Письмо пришло в Красноглинку еще вчера. Я выступал в клубе, а оно уже лежало в почтовом отделении, уже готово было ринуться на меня.
Трясущимися пальцами я разорвал конверт.
«Кажется, прошло… Кажется, я пришла в себя настолько, что могу взять в руки перо, в состоянии отобрать какие-то вопросы — из тысячи немногие, самые важные.
Почему я оказалась чужой для тебя? Только от того, к кому не испытывают родственности, даже элементарного дружеского доверия, можно столь долго таиться и прятать свое. Ты же прятался от меня не день, не неделю — долгие месяцы, возможно, годы. Нужно, наверное, чувствовать затаенную враждебность, чтоб выдержать столь длительную скрытность. При малейшей симпатии рано или поздно настала бы светлая минута откровения. Чем вызывала я у тебя такую беспросветную враждебность?
И почему предательство?
Даже с врагом поступать предательски недостойно.
Ты ничего не сказал, ты просто сбежал! Ты поступил, как предатель. А сбежав предательски за сотни километров, ты и там не можешь набраться смелости, в своем письме выкручиваешься, вывертываешься, прячешься за словами: „Как всякий нормальный человек, я свято верил в торжество разума…“ Какой стиль! Какой пафос! Какая выспренность! Трусливая ложь! Уж это-то зачем?

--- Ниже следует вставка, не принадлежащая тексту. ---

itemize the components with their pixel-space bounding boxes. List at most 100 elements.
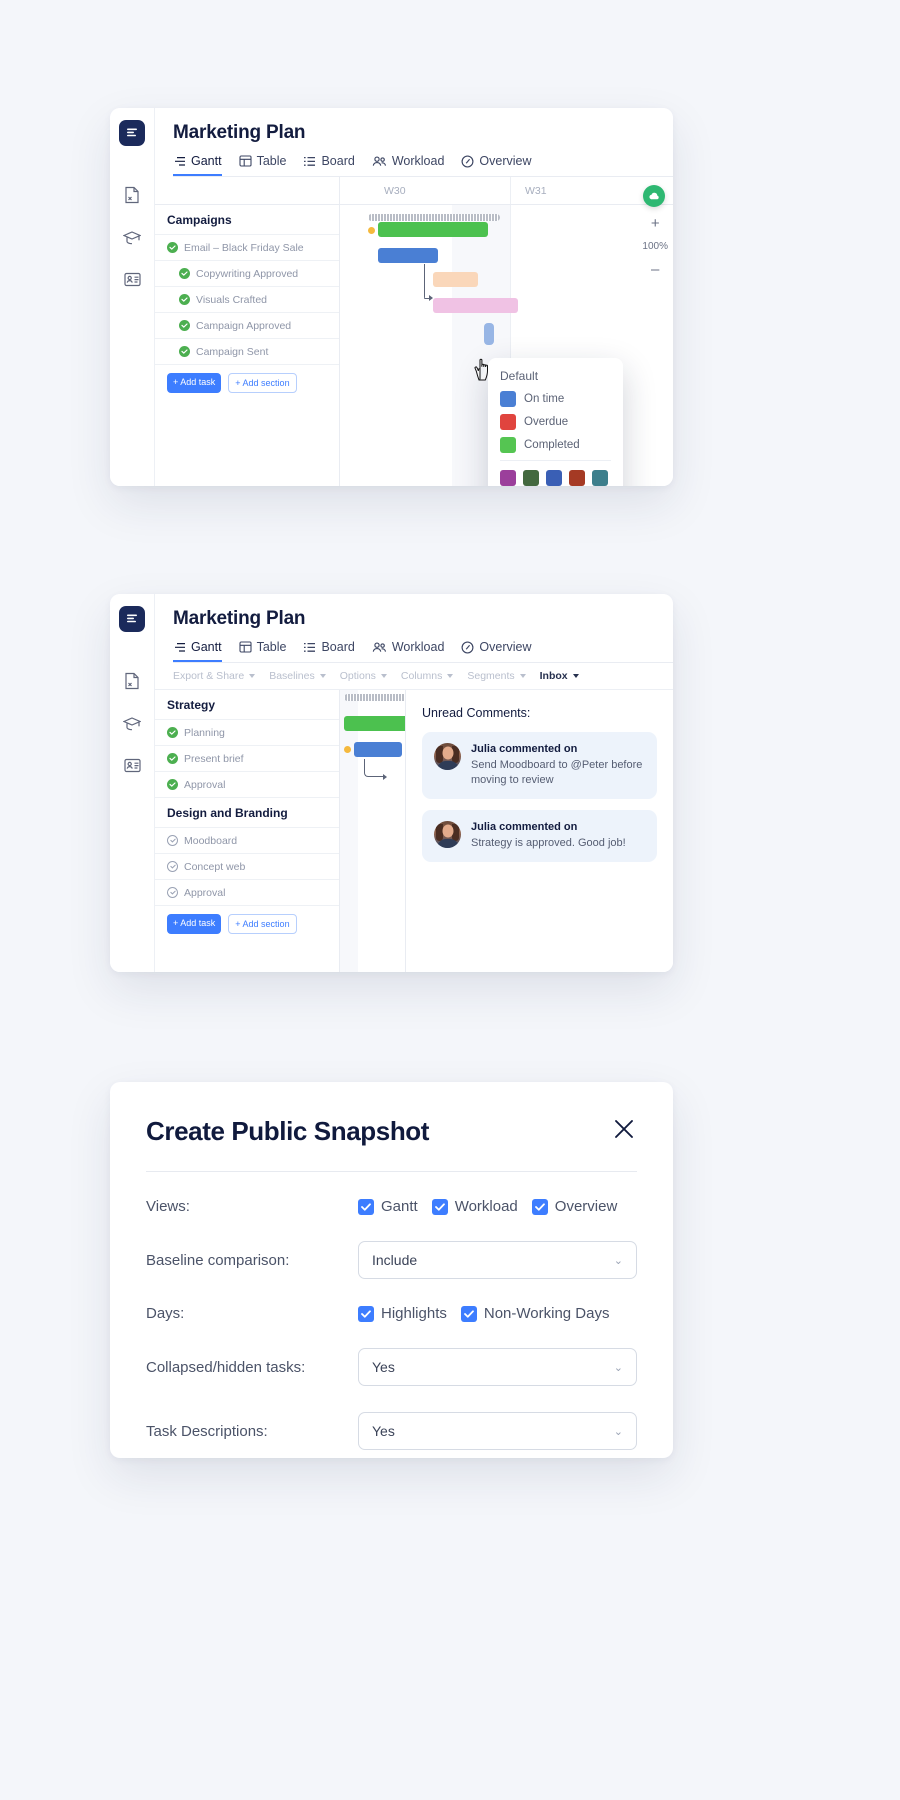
graduation-cap-icon[interactable] xyxy=(123,716,141,732)
section-campaigns[interactable]: Campaigns xyxy=(155,205,339,235)
logo-icon[interactable] xyxy=(119,120,145,146)
task-bar-peach[interactable] xyxy=(433,272,478,287)
color-picker-popup[interactable]: Default On time Overdue Completed xyxy=(488,358,623,486)
status-done-icon xyxy=(179,346,190,357)
checkbox-non-working-days[interactable]: Non-Working Days xyxy=(460,1305,610,1322)
task-row[interactable]: Copywriting Approved xyxy=(155,261,339,287)
palette-swatch[interactable] xyxy=(546,470,562,486)
task-row[interactable]: Concept web xyxy=(155,854,339,880)
swatch-on-time xyxy=(500,391,516,407)
palette-swatch[interactable] xyxy=(592,470,608,486)
task-row[interactable]: Approval xyxy=(155,880,339,906)
palette-swatch[interactable] xyxy=(523,470,539,486)
comment-item[interactable]: Julia commented on Strategy is approved.… xyxy=(422,809,657,862)
task-bar-green[interactable] xyxy=(378,222,488,237)
status-option-on-time[interactable]: On time xyxy=(500,391,611,407)
close-icon[interactable] xyxy=(611,1116,637,1142)
swatch-completed xyxy=(500,437,516,453)
section-design-branding[interactable]: Design and Branding xyxy=(155,798,339,828)
popup-divider xyxy=(500,460,611,461)
status-option-overdue[interactable]: Overdue xyxy=(500,414,611,430)
summary-bar[interactable] xyxy=(368,214,500,221)
document-icon[interactable] xyxy=(124,186,140,204)
task-list-1: Campaigns Email – Black Friday Sale Copy… xyxy=(155,177,340,486)
task-row[interactable]: Approval xyxy=(155,772,339,798)
task-bar-blue[interactable] xyxy=(354,742,402,757)
palette-swatch[interactable] xyxy=(569,470,585,486)
toolbar-label: Inbox xyxy=(539,670,568,682)
task-descriptions-select[interactable]: Yes ⌄ xyxy=(358,1412,637,1450)
tab-workload[interactable]: Workload xyxy=(372,154,444,176)
tab-gantt[interactable]: Gantt xyxy=(173,640,222,662)
toolbar-label: Export & Share xyxy=(173,670,245,682)
zoom-out-button[interactable]: – xyxy=(651,261,659,278)
toolbar-columns[interactable]: Columns xyxy=(401,670,454,682)
weekend-shade xyxy=(340,690,358,972)
contact-card-icon[interactable] xyxy=(123,272,141,287)
document-icon[interactable] xyxy=(124,672,140,690)
descriptions-select-wrap: Yes ⌄ xyxy=(358,1412,637,1450)
task-bar-green[interactable] xyxy=(344,716,410,731)
row-task-descriptions: Task Descriptions: Yes ⌄ xyxy=(110,1412,673,1450)
task-bar-partial[interactable] xyxy=(484,323,494,345)
contact-card-icon[interactable] xyxy=(123,758,141,773)
chevron-down-icon xyxy=(380,674,387,678)
row-collapsed-hidden-tasks: Collapsed/hidden tasks: Yes ⌄ xyxy=(110,1348,673,1386)
add-task-button[interactable]: + Add task xyxy=(167,914,222,934)
chevron-down-icon xyxy=(572,674,579,678)
tab-overview[interactable]: Overview xyxy=(461,640,532,662)
graduation-cap-icon[interactable] xyxy=(123,230,141,246)
task-row[interactable]: Campaign Sent xyxy=(155,339,339,365)
tab-gantt[interactable]: Gantt xyxy=(173,154,222,176)
tab-table[interactable]: Table xyxy=(239,154,287,176)
tab-workload[interactable]: Workload xyxy=(372,640,444,662)
palette-swatch[interactable] xyxy=(500,470,516,486)
task-bar-blue[interactable] xyxy=(378,248,438,263)
baseline-select-wrap: Include ⌄ xyxy=(358,1241,637,1279)
status-option-completed[interactable]: Completed xyxy=(500,437,611,453)
checkbox-highlights[interactable]: Highlights xyxy=(358,1305,447,1322)
toolbar-segments[interactable]: Segments xyxy=(467,670,526,682)
task-row[interactable]: Present brief xyxy=(155,746,339,772)
milestone-dot[interactable] xyxy=(344,746,351,753)
task-row[interactable]: Campaign Approved xyxy=(155,313,339,339)
tab-board[interactable]: Board xyxy=(303,154,355,176)
zoom-in-button[interactable]: + xyxy=(651,215,660,232)
comment-item[interactable]: Julia commented on Send Moodboard to @Pe… xyxy=(422,732,657,799)
page-title: Marketing Plan xyxy=(173,122,306,143)
add-section-button[interactable]: + Add section xyxy=(228,373,297,393)
collapsed-hidden-tasks-select[interactable]: Yes ⌄ xyxy=(358,1348,637,1386)
toolbar-export-share[interactable]: Export & Share xyxy=(173,670,256,682)
tab-table-label: Table xyxy=(256,154,287,168)
comments-heading: Unread Comments: xyxy=(422,706,531,720)
toolbar-baselines[interactable]: Baselines xyxy=(269,670,326,682)
status-open-icon xyxy=(167,887,178,898)
logo-icon[interactable] xyxy=(119,606,145,632)
task-row[interactable]: Planning xyxy=(155,720,339,746)
cloud-save-button[interactable] xyxy=(643,185,665,207)
tab-table[interactable]: Table xyxy=(239,640,286,662)
toolbar-options[interactable]: Options xyxy=(340,670,387,682)
add-task-button[interactable]: + Add task xyxy=(167,373,222,393)
section-strategy[interactable]: Strategy xyxy=(155,690,339,720)
task-row[interactable]: Visuals Crafted xyxy=(155,287,339,313)
checkbox-workload[interactable]: Workload xyxy=(431,1198,518,1215)
checkbox-overview[interactable]: Overview xyxy=(531,1198,617,1215)
task-label: Moodboard xyxy=(184,834,238,847)
checkbox-gantt[interactable]: Gantt xyxy=(358,1198,418,1215)
view-tabs-2: Gantt Table Board Workload Overview xyxy=(173,640,673,662)
task-bar-pink[interactable] xyxy=(433,298,518,313)
checkbox-checked-icon xyxy=(358,1305,374,1322)
milestone-dot[interactable] xyxy=(368,227,375,234)
status-done-icon xyxy=(167,242,178,253)
baseline-comparison-select[interactable]: Include ⌄ xyxy=(358,1241,637,1279)
tab-board[interactable]: Board xyxy=(303,640,355,662)
add-section-button[interactable]: + Add section xyxy=(228,914,297,934)
task-row[interactable]: Email – Black Friday Sale xyxy=(155,235,339,261)
task-row[interactable]: Moodboard xyxy=(155,828,339,854)
tab-overview[interactable]: Overview xyxy=(461,154,532,176)
app-body-2: Marketing Plan Gantt Table Board Workloa… xyxy=(155,594,673,972)
task-list-2: Strategy Planning Present brief Approval… xyxy=(155,690,340,972)
checkbox-label: Non-Working Days xyxy=(483,1305,610,1322)
toolbar-inbox[interactable]: Inbox xyxy=(540,670,579,682)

Сказать, что я ничего не видела, ничего не чувствовала, не подозревала, — нет! Чувствовала — с тобой что-то творится, ждала — откроется, значит, и уладится. Думалось, любовь — слишком высокое чувство, а долго тянуть высокую ноту нельзя — выдохнешься. Думалось, спад законен, перемелется со временем, наступят ровные родственные отношения, но получить это годами выношенное предательство — нет, этого, признаюсь, не ждала. Слишком чудовищно!
Бог? Вера?.. Пусть даже так, убийственно странно, но допускаю.
Но опять же вера-то твоя замешена на лжи, на трусливой лжи к близким людям. Просишь: „Пойми, если можешь, прости, если можешь“. Нет, не пойму, потому что всегда представляла тебя иным — не лживым и не трусливым. Нет, не смогу простить. К себе предательство, куда ни шло, может, и простила бы, но к дочери… Я-то сама, возможно, и заслужила — почему бы не предположить и такое, — но дочь-то наверняка ничего не смогла свершить, чтоб быть отвергнутой отцом, быть преданной тайком!
Не все выложила, все невозможно, но на прощание скажу: если и вправду у тебя появился бог — а не другая баба! — то я презираю этого бога. Любой нормальный человек отвернется от него, холодного, черствого, аморального, допускающего — родитель, предай ребенка, затопчи отцовскую любовь!